Learn More About Breathing for Upper Body Relaxation in My Article for the February 2020 International Musician:
Learn More About Pilates for Musicians in My Article for the March 2019 International Musician:
The Link Between Pilates and Musicianship
I believe Pilates is great for musicians! But why? What makes it unique from other forms of exercise and movement?
Two of the primary principles of the Pilates method are balanced muscle development and whole body movement. Often when we find ourselves in pain or discomfort, we can look to muscular imbalance as the culprit. Many musicians find themselves overly developed in one part of the body while underdeveloped in another, depending on their instrument and the physical positioning it requires. Pilates addresses these imbalances by looking at the body globally. It’s not enough to say that we need strong arms to hold up a viola, for example- we need a strong back to support those strong arms, strong abdominal muscles to support that strong back, and strong legs to support that strong torso- you get the idea. That’s where the principle of whole body movement comes in. In a typical Pilates session you will get around to moving every part of your body in a variety of directions- quite the contrast from the more specific, often smaller movements associated with playing an instrument. I’ve found that musicians’ bodies benefit greatly from this contrast.

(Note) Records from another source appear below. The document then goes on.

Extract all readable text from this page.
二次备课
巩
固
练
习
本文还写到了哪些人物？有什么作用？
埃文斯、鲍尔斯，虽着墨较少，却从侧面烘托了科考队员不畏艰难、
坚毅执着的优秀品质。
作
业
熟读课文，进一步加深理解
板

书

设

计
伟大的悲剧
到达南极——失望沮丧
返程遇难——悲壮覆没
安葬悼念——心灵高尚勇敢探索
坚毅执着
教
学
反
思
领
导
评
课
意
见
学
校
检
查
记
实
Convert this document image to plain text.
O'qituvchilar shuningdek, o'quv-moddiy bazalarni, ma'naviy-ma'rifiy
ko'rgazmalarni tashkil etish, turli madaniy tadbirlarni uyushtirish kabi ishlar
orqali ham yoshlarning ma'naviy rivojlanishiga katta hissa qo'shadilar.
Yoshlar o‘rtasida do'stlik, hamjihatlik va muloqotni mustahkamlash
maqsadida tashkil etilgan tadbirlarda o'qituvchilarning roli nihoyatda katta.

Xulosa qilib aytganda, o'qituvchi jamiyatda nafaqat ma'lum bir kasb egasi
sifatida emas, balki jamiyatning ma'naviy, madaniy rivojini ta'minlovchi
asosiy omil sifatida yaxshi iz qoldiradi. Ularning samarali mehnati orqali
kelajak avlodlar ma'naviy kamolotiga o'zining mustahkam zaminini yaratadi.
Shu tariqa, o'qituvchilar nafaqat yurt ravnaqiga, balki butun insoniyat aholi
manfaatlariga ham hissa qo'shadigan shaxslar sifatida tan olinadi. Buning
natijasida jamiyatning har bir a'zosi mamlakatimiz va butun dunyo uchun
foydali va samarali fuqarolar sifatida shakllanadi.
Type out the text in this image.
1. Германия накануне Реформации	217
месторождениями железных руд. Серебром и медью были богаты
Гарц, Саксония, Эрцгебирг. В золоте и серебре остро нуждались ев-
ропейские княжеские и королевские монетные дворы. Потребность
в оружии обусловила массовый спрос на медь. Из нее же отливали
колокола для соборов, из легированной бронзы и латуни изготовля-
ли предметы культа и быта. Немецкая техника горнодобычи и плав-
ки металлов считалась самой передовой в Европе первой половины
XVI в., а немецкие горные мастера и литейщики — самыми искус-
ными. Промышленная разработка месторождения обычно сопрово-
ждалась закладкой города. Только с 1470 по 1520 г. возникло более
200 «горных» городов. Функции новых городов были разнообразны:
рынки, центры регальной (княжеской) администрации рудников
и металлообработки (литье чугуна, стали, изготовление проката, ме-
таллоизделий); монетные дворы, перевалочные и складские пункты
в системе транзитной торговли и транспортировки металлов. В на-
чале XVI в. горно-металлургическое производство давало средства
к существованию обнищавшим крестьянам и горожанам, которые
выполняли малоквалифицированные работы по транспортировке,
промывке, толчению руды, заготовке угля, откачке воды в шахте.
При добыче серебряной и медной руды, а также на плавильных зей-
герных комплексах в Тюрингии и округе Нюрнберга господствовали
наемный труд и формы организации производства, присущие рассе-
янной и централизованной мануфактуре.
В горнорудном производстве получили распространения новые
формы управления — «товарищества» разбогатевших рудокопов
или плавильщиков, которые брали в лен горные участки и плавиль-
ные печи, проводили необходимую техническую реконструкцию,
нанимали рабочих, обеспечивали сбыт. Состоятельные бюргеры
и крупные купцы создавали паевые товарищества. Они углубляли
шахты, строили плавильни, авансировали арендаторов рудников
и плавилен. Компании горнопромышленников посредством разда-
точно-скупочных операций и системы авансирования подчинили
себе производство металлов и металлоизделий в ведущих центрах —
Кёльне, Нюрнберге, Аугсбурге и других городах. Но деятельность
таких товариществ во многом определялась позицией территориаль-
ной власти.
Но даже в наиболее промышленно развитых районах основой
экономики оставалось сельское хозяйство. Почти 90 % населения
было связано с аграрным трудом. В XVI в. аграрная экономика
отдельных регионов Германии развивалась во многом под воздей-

In Pilates, we are always focused on form and alignment. That makes it not only a great form of physical exercise, but a vehicle for mental focus as well. The “muscle” of mental focus gets stronger as we observe our own movement and alignment while exercising. I’ve found that this focus translates beautifully to the kind of focus that is required to play music.

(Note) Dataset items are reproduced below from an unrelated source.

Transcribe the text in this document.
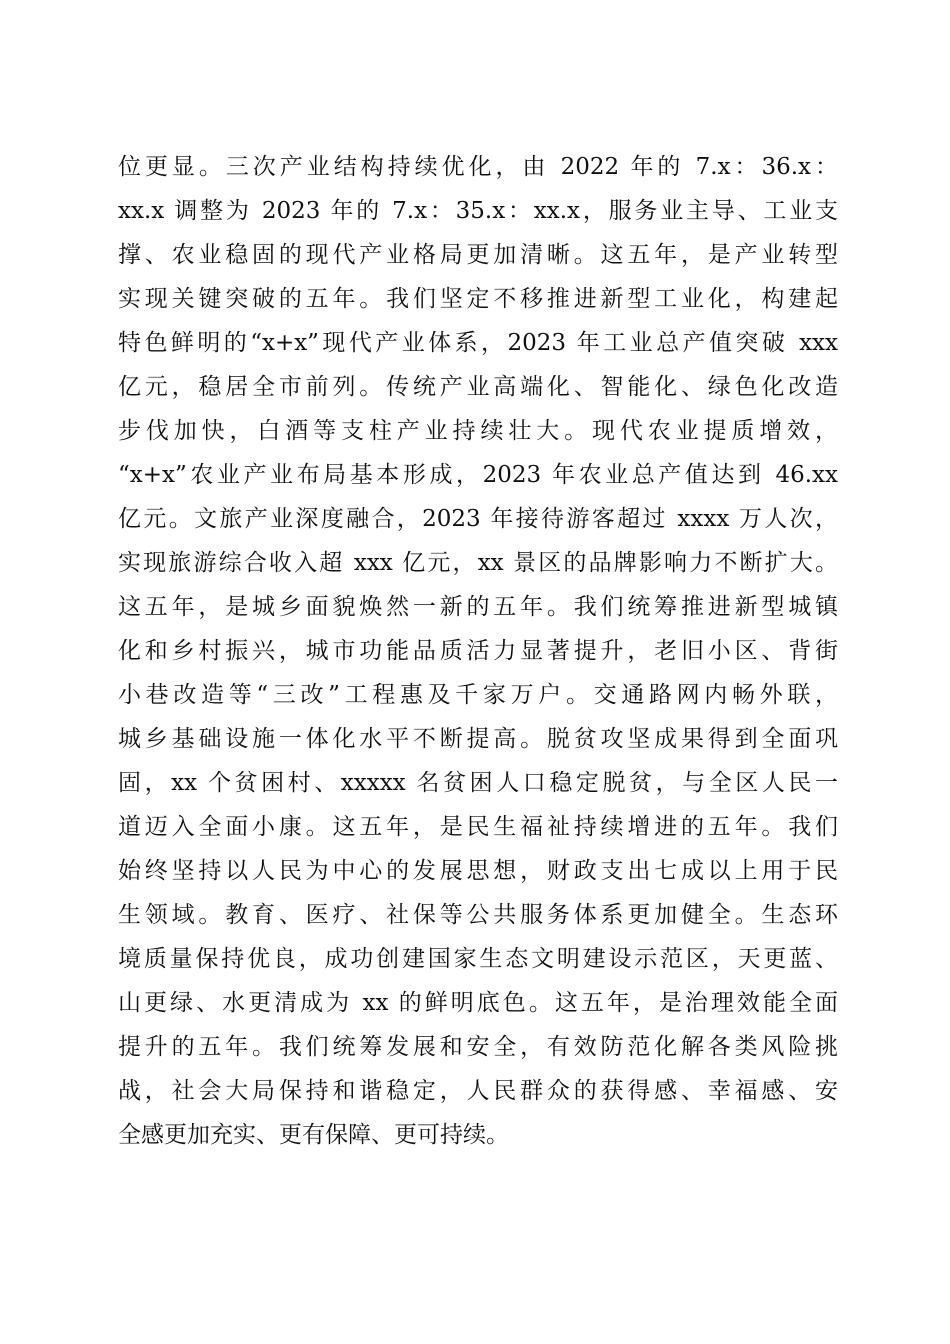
位更显。三次产业结构持续优化，由 2022 年的 7.x：36.x：
xx.x 调整为 2023 年的 7.x：35.x：xx.x，服务业主导、工业支
撑、农业稳固的现代产业格局更加清晰。这五年，是产业转型
实现关键突破的五年。我们坚定不移推进新型工业化，构建起
特色鲜明的“x+x”现代产业体系，2023 年工业总产值突破 xxx
亿元，稳居全市前列。传统产业高端化、智能化、绿色化改造
步伐加快，白酒等支柱产业持续壮大。现代农业提质增效，
“x+x”农业产业布局基本形成，2023 年农业总产值达到 46.xx
亿元。文旅产业深度融合，2023 年接待游客超过 xxxx 万人次，
实现旅游综合收入超 xxx 亿元，xx 景区的品牌影响力不断扩大。
这五年，是城乡面貌焕然一新的五年。我们统筹推进新型城镇
化和乡村振兴，城市功能品质活力显著提升，老旧小区、背街
小巷改造等“三改”工程惠及千家万户。交通路网内畅外联，
城乡基础设施一体化水平不断提高。脱贫攻坚成果得到全面巩
固，xx 个贫困村、xxxxx 名贫困人口稳定脱贫，与全区人民一
道迈入全面小康。这五年，是民生福祉持续增进的五年。我们
始终坚持以人民为中心的发展思想，财政支出七成以上用于民
生领域。教育、医疗、社保等公共服务体系更加健全。生态环
境质量保持优良，成功创建国家生态文明建设示范区，天更蓝、
山更绿、水更清成为 xx 的鲜明底色。这五年，是治理效能全面
提升的五年。我们统筹发展和安全，有效防范化解各类风险挑
战，社会大局保持和谐稳定，人民群众的获得感、幸福感、安
全感更加充实、更有保障、更可持续。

Many musicians become curious about movement techniques at some point in their careers. Unfortunately this is often due to a playing-related injury, but I think there is another reason behind it. In order for our hours of practice to become efficient and effective, musicians have to teach themselves how to learn. This idea of the process of learning is important in movement as well. We all learn a little bit differently, and part of learning effectively is in coming up with processes that work best for the individual. This can be a very engaging and creative pursuit- both in the music practice room and in the Pilates space.
I can’t possibly talk about the benefits of Pilates for musicians without addressing breathing. The Pilates method puts a strong emphasis on breathing and integrating the breath with our movements. This is clearly beneficial for winds, brass players and singers, but I think it might be even *more* important for musicians who play instruments that don’t require air flow to generate the sound. I can definitely attest to this as a string player- it can be all too easy to hold our breath while we play! This can lead to a number of problems, including physical tension, diminished sound production and heightened anxiety. It’s well worth it to learn how our breath informs our movements as musicians.

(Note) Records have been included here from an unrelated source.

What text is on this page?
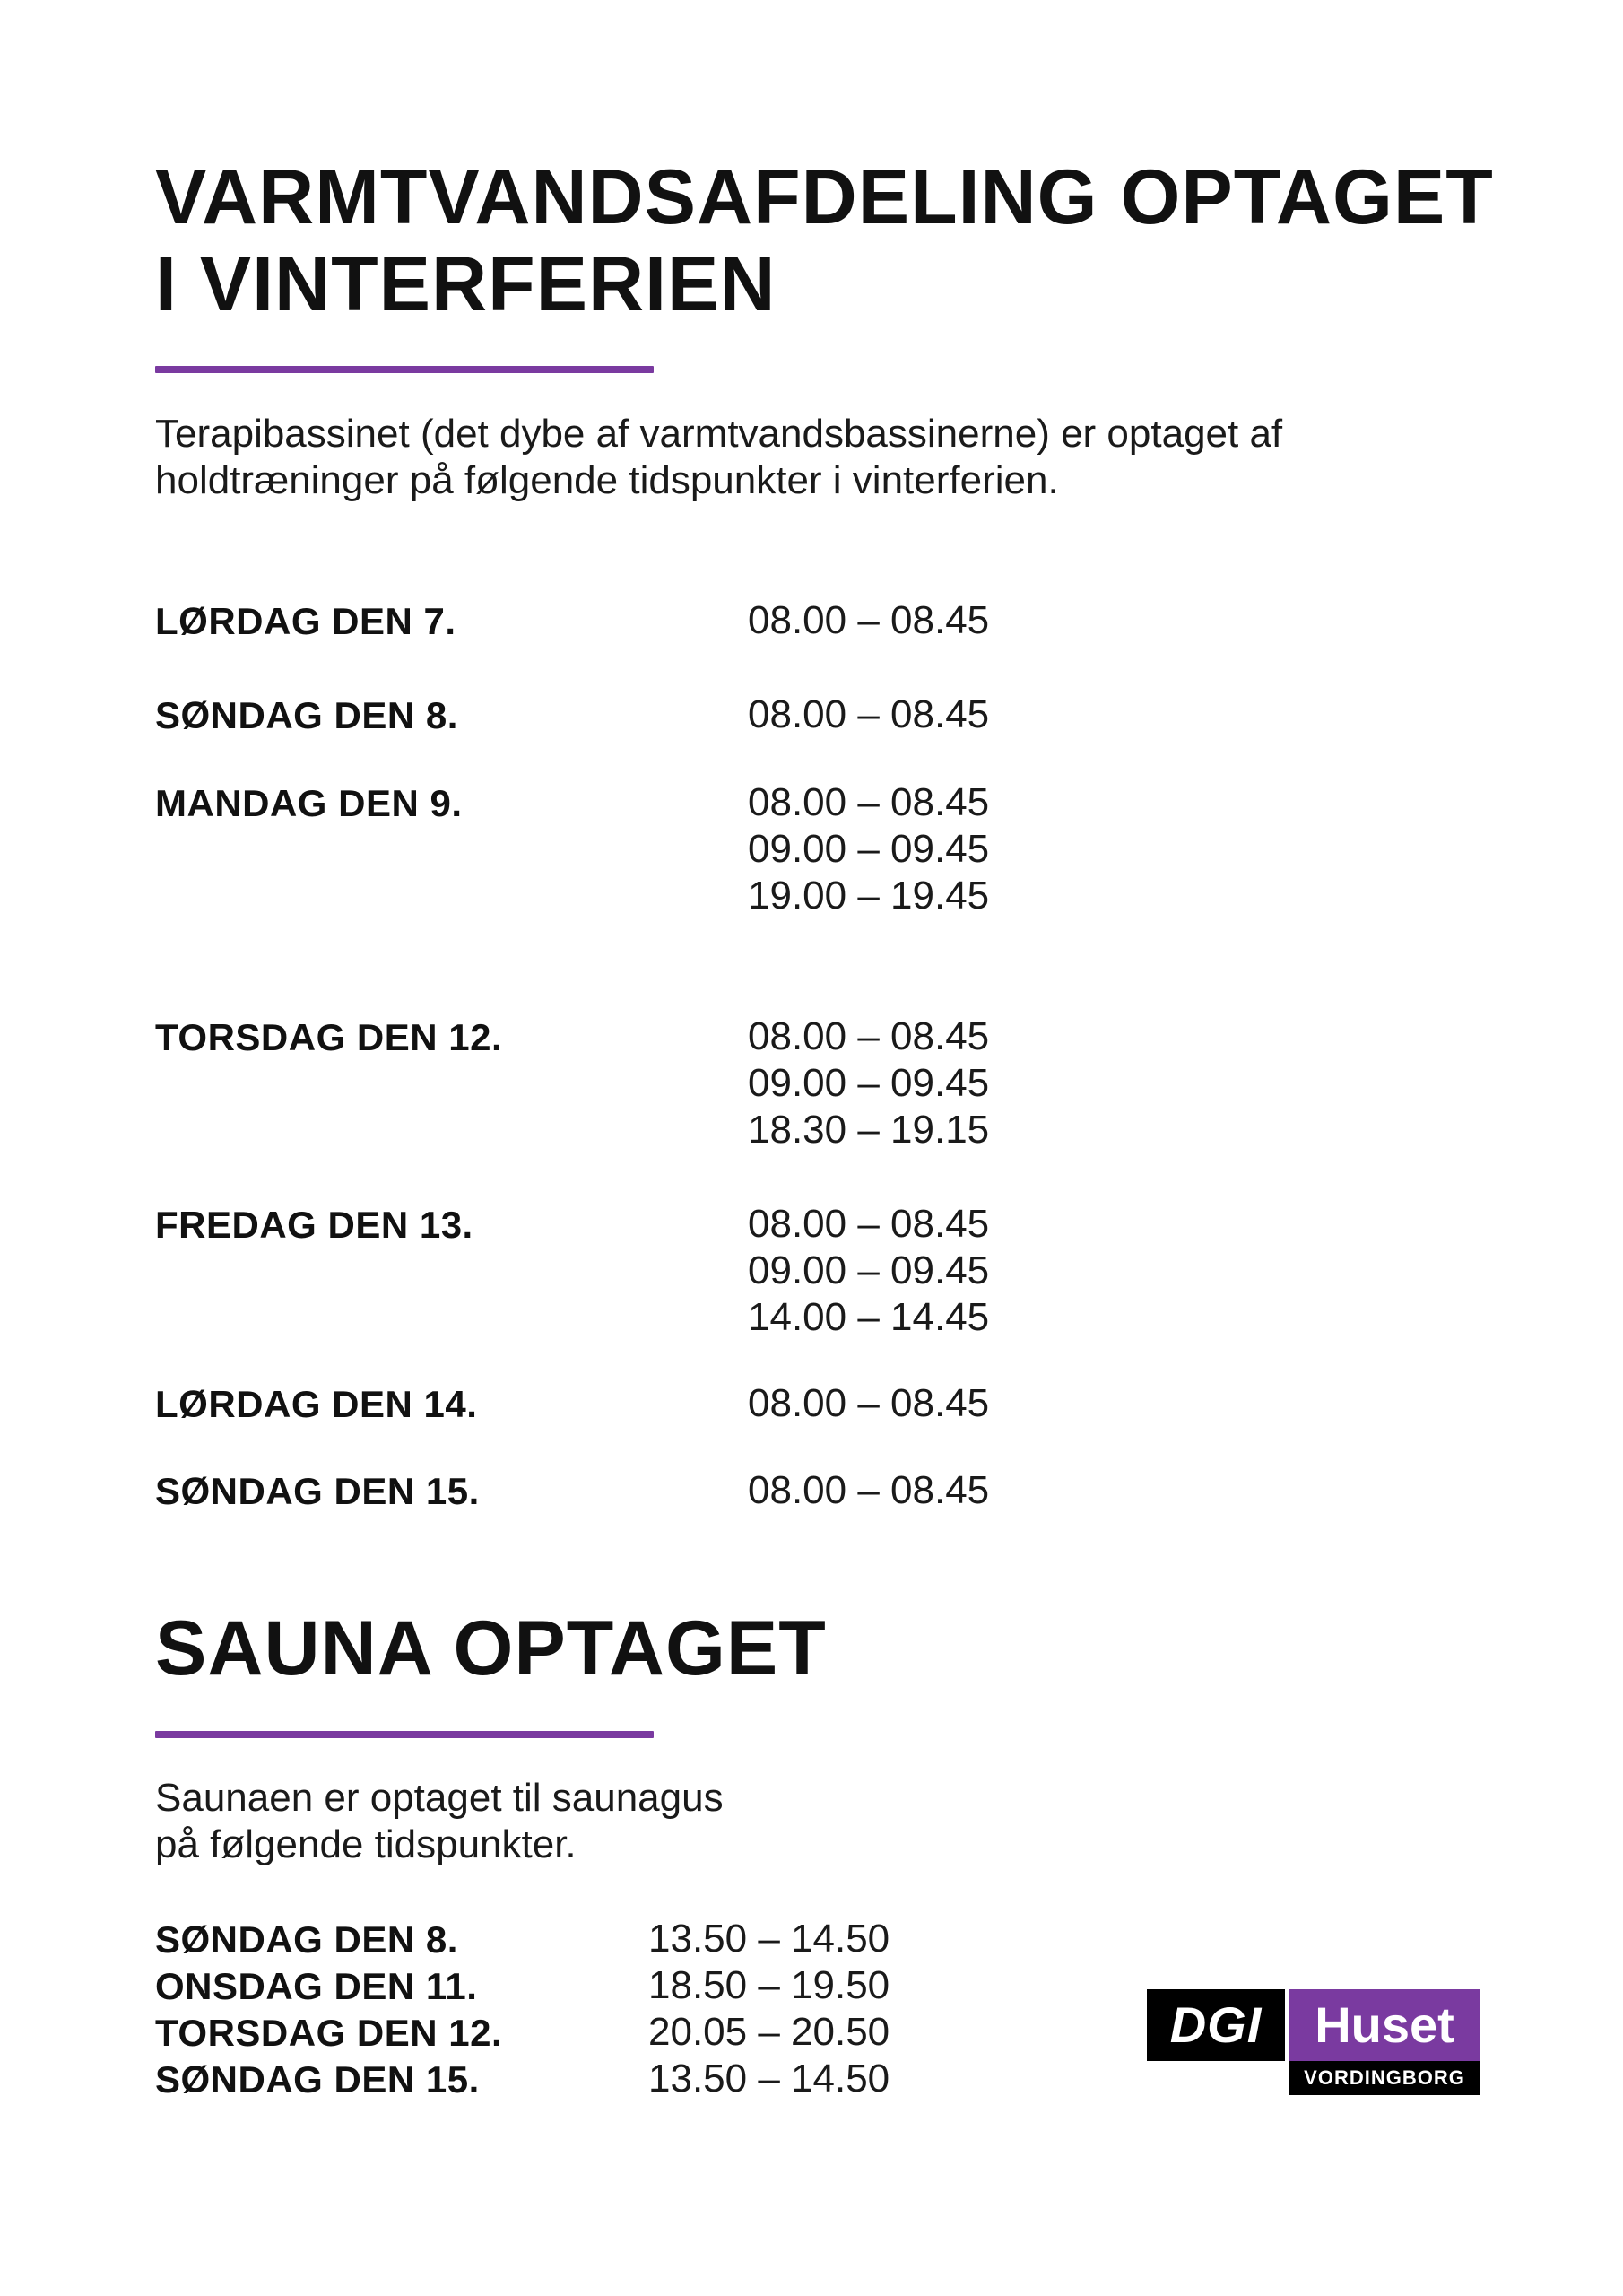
VARMTVANDSAFDELING OPTAGET
I VINTERFERIEN
Terapibassinet (det dybe af varmtvandsbassinerne) er optaget af
holdtræninger på følgende tidspunkter i vinterferien.
LØRDAG DEN 7.	08.00 – 08.45
SØNDAG DEN 8.	08.00 – 08.45
MANDAG DEN 9.	08.00 – 08.45
09.00 – 09.45
19.00 – 19.45
TORSDAG DEN 12.	08.00 – 08.45
09.00 – 09.45
18.30 – 19.15
FREDAG DEN 13.	08.00 – 08.45
09.00 – 09.45
14.00 – 14.45
LØRDAG DEN 14.	08.00 – 08.45
SØNDAG DEN 15.	08.00 – 08.45
SAUNA OPTAGET
Saunaen er optaget til saunagus
på følgende tidspunkter.
SØNDAG DEN 8.	13.50 – 14.50
ONSDAG DEN 11.	18.50 – 19.50
TORSDAG DEN 12.	20.05 – 20.50
SØNDAG DEN 15.	13.50 – 14.50
DGI	Huset
VORDINGBORG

I’ve seen Pilates benefit musicians at all stages from student to professional. I’ve worked with orchestral musicians (who I think of as seated athletes) from orchestras including the Chautauqua Symphony, the Detroit Symphony, the Virginia Symphony, the Phoenix Symphony and the St. Louis Symphony. Students benefit from an early understanding of physical alignment and healthy movement strategies. I’ve presented workshops on these topics for music students at schools and universities including the University of Texas at Austin, the Ohio State University, Eastern Michigan University, Bowling Green State University, Wayne State University, Virginia Commonwealth University, Old Dominion University and the Virginia Governor’s School for the Arts.
I love the way Pilates makes me feel. I believe when we feel good, we do our best work. For musicians, that translates to unlocking our greatest musical potential through the freedom of movement.